Last weekend, violent clashes erupted again between the tribesmen and government forces, which included shelling of parts of the city, killing several people.
“Taiz is more of a time bomb now. It could explode at any minute,” said Ali Mohammed Almujahed, a senior ruling party official here. “Both sides are filled up with anger and hatred.”
Fueled by decades of neglect and resentment of President Ali Abdullah Saleh’s regime, protesters in this south-central city, considered the intellectual soul of Yemen, rose up in February. Inspired by the uprisings in Tunisia and Egypt, they erected scores of tents in a section of Taiz they renamed Freedom Square, emulating Cairo’s Tahrir — or Liberation — Square.
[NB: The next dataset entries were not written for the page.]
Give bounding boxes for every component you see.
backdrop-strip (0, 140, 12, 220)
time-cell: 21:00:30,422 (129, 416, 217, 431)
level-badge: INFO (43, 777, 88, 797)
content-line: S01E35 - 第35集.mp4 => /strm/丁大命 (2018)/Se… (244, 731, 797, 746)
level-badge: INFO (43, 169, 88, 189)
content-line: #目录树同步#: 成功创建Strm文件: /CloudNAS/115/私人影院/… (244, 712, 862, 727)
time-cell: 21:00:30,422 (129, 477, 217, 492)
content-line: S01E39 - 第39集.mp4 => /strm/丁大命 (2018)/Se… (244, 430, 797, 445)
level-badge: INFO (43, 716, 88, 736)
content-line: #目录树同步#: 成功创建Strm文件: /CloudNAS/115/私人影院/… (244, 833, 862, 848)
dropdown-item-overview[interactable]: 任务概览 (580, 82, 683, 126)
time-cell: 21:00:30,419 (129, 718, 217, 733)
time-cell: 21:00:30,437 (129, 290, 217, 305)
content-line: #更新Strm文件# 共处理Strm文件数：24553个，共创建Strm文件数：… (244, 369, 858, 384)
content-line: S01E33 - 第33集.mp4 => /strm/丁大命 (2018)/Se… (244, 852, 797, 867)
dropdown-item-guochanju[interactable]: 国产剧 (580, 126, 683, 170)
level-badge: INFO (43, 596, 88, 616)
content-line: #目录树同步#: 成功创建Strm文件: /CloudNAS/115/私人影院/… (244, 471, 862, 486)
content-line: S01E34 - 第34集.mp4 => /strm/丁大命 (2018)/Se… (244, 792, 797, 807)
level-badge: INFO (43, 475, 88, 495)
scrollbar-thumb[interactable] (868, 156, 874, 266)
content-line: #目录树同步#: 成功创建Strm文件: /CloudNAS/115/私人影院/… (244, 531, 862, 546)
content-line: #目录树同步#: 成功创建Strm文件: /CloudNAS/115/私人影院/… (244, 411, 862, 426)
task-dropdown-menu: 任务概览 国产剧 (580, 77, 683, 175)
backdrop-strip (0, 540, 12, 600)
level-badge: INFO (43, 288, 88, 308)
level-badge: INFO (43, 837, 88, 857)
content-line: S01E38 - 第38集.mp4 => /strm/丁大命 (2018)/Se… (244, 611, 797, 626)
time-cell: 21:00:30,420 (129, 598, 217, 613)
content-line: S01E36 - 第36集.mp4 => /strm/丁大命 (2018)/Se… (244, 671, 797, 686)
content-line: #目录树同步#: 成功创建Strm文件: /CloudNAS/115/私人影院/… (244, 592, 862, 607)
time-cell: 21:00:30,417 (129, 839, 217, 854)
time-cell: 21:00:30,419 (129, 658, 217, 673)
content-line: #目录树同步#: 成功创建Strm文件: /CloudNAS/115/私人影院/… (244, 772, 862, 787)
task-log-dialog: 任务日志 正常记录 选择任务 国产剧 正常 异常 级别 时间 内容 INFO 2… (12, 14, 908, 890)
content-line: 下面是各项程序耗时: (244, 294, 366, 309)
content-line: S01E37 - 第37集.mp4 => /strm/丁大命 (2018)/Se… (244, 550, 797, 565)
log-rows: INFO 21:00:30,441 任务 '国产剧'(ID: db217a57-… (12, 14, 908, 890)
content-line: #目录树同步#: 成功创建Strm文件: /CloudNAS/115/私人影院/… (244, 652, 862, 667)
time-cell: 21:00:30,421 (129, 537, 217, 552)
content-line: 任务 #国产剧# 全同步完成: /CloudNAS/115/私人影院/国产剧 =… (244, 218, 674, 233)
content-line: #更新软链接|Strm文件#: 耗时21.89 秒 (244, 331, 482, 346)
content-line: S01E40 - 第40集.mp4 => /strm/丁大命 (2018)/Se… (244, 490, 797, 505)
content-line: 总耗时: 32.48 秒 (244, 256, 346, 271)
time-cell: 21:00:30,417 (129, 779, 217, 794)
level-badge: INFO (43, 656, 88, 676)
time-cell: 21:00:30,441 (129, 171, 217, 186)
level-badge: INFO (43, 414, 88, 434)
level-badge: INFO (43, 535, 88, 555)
Thousands camped out around the clock, staging rallies demanding the ouster of Saleh.
Since April, the government’s security forces have tried to suppress the rebellion, shooting dead dozens of protesters and preventing them from marching toward the city’s presidential palace and other government institutions. The tactics in recent weeks have emulated those used by autocrats in Syria and Bahrain, who have cracked down violently on protesters in an effort to intimidate the opposition.
May 29: A touchstone
For weeks, Makhlafi and other anti-government tribal leaders expressed support for the protesters but watched from the sidelines. Some were aligned with Yemen’s political opposition; others held long-standing grievances against the regime and sensed an opportunity to exert their power.
Then, on May 29, the security forces attacked Freedom Square. There are conflicting versions of what unfolded, but it remains a touchstone for all sides.
Activists say the soldiers opened fire on demonstrators and set fire to tents. As many as 140 were killed, the activists allege. They now refer to the day as “the Holocaust.” In a rare interview, Taiz’s head of security, Col. Abdullah Abdu Kayran, denied the allegations. He acknowledged that security forces entered the square but said they did not commit atrocities. He said eight people died that day.
Within hours of the attack, Makhlafi and other tribal leaders rose up and engaged the security forces in fierce clashes. The tribesmen hailed from villages on the outskirts of the city. Armed with mortars, rocket-propelled grenades and Kalashnikovs, they knew the city’s streets and alleys well and had the loyalty of much of the population. That gave them a significant advantage over the security forces that were largely brought in from other parts of the country.